Cavalo de Troia? Vírus é descoberto dentro do parasita da toxoplasmose
O vírus de RNA pega carona no protozoário T. gondii, presente em um terço da população mundial. Ele pode ser responsável pela inflamação severa nos humanos infectados.
Pesquisadores da Universidade de Toronto encontraram vírus de RNA dentro do Toxoplasma gondii, protozoário causador da toxoplasmose. Os autores suspeitam que o vírus possa acentuar a doença em humanos, mas isso ainda deve ser verificado em estudos futuros.
O meliante é o Apocryptovirus odysseus (e mais 18 vírus geneticamente próximos). Ele foi descoberto por meio de uma análise computacional de dados neurais de humanos. Em alguns indivíduos, os pesquisadores encontraram não só o T. gondii – já conhecido por se alojar no cérebro – mas também esses vírus. Da mesma forma que os coronavírus, o A. odysseus possui RNA como material genético.
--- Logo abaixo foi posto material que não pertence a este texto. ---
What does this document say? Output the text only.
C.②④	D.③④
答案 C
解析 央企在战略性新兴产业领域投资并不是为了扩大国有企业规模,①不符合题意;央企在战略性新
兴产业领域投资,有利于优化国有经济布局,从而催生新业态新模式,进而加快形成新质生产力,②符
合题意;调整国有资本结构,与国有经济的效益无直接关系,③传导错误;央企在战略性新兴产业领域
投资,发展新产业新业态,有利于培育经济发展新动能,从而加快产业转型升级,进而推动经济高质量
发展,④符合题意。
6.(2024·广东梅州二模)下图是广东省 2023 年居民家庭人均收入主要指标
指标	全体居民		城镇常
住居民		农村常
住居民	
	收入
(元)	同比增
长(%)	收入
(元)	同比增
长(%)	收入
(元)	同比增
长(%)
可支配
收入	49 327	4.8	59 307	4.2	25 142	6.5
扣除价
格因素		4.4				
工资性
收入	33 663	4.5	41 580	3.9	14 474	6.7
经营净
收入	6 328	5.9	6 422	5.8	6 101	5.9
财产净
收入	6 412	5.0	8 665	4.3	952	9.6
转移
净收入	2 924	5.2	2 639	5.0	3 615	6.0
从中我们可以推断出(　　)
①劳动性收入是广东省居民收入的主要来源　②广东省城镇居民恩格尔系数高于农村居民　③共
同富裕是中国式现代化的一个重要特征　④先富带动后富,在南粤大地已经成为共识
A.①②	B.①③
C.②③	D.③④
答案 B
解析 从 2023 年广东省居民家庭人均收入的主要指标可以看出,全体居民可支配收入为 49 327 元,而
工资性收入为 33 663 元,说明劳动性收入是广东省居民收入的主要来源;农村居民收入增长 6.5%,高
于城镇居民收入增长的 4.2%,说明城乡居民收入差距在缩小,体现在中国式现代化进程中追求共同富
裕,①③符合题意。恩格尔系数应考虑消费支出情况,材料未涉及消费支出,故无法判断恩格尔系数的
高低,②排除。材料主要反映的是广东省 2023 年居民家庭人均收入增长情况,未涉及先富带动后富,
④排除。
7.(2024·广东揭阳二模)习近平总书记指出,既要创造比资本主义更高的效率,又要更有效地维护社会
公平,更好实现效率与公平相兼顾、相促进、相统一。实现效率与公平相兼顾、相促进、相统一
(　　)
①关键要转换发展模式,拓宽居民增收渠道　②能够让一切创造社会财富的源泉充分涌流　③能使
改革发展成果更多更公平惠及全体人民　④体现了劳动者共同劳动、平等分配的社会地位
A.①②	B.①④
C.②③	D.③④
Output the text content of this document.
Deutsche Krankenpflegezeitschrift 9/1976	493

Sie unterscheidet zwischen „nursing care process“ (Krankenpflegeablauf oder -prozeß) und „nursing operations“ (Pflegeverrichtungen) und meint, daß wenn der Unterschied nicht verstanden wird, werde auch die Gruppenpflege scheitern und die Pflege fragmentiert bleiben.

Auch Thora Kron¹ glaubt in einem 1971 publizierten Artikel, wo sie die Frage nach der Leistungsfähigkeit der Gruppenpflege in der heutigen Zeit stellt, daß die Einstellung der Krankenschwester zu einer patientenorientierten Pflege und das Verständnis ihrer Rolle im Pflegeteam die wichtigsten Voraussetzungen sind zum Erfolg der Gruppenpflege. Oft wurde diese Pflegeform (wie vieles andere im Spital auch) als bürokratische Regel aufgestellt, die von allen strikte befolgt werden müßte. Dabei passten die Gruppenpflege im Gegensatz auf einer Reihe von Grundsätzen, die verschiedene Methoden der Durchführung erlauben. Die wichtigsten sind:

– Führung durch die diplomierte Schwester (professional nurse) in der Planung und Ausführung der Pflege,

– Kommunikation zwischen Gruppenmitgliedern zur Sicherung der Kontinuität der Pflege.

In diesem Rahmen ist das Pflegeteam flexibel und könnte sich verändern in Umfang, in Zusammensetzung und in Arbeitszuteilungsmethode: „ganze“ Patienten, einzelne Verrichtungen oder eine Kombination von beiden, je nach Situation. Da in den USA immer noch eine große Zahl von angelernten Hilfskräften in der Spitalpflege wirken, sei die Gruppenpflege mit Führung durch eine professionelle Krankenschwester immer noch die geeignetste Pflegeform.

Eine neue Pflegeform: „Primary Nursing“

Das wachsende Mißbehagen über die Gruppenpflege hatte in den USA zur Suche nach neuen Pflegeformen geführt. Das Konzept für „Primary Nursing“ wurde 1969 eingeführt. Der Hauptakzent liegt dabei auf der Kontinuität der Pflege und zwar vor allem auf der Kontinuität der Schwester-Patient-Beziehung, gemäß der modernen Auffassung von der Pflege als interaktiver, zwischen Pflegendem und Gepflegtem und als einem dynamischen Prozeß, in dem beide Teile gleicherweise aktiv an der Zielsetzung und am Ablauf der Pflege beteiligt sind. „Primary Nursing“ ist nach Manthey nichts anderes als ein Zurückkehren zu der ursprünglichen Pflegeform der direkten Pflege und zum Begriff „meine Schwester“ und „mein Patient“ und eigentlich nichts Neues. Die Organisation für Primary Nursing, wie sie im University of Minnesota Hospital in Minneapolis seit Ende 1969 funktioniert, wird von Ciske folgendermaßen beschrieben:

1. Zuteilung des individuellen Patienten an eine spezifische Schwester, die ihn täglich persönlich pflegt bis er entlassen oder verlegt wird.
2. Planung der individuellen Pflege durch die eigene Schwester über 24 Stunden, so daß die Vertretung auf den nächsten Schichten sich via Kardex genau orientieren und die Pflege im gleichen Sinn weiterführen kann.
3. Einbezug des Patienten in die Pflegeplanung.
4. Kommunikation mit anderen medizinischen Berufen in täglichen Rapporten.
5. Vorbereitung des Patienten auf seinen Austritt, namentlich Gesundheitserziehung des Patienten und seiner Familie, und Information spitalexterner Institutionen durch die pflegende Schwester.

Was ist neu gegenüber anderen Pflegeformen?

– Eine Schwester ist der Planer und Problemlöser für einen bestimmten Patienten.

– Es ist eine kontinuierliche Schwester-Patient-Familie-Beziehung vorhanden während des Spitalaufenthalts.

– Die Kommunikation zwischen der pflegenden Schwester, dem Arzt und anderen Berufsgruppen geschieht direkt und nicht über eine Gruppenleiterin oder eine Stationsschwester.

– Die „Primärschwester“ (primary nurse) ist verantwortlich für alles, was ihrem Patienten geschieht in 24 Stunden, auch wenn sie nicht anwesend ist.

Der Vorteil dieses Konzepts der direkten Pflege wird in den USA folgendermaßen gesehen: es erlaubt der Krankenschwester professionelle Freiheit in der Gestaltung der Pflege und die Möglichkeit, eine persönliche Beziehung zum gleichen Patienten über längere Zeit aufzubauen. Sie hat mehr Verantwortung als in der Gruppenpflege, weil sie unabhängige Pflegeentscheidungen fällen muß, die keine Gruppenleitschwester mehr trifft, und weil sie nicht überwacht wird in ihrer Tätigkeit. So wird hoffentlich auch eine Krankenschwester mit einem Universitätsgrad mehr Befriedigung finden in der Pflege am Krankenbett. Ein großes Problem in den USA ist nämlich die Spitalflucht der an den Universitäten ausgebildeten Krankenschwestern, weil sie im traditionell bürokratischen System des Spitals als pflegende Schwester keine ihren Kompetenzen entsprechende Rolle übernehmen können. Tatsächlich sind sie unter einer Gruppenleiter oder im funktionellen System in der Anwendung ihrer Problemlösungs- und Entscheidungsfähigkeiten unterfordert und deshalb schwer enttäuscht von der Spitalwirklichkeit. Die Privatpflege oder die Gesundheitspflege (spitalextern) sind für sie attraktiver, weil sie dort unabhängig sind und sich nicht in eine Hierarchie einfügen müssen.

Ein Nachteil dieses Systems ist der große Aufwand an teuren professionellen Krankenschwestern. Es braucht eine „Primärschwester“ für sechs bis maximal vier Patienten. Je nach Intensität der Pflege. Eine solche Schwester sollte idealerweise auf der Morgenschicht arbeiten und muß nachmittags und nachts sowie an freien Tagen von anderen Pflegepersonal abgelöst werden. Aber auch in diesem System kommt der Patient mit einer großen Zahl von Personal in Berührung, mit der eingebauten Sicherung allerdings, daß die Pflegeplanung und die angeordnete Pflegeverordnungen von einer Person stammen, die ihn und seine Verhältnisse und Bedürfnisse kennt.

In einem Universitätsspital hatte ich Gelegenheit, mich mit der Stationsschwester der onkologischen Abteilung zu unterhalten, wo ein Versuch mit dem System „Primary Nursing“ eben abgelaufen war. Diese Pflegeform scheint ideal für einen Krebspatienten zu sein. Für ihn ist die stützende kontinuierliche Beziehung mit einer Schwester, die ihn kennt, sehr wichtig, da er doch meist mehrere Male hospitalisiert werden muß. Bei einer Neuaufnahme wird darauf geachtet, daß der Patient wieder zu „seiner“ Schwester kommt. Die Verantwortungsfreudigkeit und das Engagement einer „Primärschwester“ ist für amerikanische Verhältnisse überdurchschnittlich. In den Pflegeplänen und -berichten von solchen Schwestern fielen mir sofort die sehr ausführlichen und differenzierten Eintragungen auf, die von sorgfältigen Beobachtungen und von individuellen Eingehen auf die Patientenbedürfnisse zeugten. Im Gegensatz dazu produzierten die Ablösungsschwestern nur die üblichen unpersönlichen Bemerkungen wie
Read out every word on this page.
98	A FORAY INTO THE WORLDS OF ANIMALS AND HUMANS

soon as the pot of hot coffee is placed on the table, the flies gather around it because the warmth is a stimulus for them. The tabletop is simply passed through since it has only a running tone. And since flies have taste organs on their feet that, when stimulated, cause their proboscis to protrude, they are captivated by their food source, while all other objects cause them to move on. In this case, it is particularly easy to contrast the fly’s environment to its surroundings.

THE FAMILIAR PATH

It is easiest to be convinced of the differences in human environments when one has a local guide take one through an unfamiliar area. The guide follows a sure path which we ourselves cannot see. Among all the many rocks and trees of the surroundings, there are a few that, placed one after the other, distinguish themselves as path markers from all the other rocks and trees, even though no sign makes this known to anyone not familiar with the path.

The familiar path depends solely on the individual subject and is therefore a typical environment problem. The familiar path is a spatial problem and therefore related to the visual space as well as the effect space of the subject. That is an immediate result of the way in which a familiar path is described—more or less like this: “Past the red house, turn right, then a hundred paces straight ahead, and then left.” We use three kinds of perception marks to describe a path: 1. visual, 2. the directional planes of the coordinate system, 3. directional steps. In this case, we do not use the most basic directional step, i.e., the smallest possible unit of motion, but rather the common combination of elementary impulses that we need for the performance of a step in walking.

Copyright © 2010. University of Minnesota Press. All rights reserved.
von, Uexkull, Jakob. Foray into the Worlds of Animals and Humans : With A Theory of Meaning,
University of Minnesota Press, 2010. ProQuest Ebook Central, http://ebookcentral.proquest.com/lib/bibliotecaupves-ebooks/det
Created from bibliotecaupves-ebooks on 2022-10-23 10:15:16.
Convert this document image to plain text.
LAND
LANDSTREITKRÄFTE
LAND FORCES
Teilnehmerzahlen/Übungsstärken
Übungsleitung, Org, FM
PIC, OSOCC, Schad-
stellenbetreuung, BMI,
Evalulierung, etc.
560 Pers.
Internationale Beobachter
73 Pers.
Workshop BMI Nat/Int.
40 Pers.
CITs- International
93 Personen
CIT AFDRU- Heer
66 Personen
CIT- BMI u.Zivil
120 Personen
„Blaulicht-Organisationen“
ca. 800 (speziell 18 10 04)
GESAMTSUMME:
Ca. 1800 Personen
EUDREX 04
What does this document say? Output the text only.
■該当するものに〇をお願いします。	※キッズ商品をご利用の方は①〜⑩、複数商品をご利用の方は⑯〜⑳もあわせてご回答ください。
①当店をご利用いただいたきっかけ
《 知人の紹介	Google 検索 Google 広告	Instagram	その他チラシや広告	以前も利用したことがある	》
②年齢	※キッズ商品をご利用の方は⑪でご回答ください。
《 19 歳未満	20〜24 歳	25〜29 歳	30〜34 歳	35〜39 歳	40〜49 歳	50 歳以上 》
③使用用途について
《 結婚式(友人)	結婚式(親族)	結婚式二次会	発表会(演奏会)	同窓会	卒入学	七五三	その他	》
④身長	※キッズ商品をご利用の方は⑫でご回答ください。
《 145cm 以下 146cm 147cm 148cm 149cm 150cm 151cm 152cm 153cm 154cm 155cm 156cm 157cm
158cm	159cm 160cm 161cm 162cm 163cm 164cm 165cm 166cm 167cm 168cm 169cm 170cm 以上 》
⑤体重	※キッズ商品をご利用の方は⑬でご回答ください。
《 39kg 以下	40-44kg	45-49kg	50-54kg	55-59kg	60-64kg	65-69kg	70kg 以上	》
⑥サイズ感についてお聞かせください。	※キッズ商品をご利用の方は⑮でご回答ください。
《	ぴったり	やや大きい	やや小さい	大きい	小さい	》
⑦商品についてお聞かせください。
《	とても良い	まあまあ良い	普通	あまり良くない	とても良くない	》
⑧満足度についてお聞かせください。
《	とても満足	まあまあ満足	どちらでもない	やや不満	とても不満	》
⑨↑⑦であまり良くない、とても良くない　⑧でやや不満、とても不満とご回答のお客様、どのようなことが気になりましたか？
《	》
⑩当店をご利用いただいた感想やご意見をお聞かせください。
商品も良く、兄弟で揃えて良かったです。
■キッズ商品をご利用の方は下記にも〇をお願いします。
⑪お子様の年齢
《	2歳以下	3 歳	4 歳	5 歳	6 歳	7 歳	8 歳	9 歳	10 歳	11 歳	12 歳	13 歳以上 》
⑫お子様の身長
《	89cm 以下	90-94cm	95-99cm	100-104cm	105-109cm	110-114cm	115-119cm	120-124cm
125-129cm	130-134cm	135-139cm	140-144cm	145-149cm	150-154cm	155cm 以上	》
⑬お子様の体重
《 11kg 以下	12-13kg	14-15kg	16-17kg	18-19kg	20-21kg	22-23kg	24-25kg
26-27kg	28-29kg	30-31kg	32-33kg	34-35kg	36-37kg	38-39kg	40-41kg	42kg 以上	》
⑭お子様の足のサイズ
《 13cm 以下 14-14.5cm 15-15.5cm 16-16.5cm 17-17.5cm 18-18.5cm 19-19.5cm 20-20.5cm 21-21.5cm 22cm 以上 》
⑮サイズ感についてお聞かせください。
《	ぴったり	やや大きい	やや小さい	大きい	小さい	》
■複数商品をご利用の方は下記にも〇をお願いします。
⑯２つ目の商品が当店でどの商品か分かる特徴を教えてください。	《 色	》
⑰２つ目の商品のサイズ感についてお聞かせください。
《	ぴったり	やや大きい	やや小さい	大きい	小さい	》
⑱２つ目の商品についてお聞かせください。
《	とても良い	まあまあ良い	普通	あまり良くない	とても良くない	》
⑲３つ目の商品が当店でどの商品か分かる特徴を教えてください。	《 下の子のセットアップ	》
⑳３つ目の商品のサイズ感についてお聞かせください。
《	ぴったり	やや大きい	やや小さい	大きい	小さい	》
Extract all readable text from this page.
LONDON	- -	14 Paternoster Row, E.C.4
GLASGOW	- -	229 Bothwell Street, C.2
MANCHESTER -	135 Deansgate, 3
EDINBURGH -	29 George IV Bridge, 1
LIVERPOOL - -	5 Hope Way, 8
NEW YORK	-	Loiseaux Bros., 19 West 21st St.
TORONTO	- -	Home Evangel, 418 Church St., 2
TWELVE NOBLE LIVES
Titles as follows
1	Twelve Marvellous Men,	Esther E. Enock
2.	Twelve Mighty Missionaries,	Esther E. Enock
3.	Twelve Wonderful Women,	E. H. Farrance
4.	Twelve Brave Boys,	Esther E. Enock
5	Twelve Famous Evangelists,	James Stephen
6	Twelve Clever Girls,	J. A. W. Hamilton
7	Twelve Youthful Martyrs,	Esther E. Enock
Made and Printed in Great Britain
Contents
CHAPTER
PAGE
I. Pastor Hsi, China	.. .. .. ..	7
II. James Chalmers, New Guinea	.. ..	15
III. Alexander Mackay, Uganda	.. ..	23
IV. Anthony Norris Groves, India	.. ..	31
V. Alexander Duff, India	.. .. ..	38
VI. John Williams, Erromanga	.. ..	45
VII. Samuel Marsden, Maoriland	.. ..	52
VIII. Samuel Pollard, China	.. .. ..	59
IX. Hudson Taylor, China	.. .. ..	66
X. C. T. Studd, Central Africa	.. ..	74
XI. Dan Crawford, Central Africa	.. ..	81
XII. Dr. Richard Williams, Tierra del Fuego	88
A equipe usou uma plataforma chamada Serratus, que identifica vírus de RNA a partir de dados já publicados. Eles passaram por mais de 150 mil vírus para encontrar A. odysseus, que provavelmente infecta o T. gondii. A pesquisa foi publicada no periódico Virus Evolution.
Estima-se que 30% da população mundial esteja infectada pelo T. gondii. No Brasil, um estudo mostra que a prevalência pode chegar a 60% ou 70% das pessoas. O parasita costuma passar despercebido, porque só provoca sintomas em alguns casos – geralmente, pessoas com o sistema imunológico comprometido.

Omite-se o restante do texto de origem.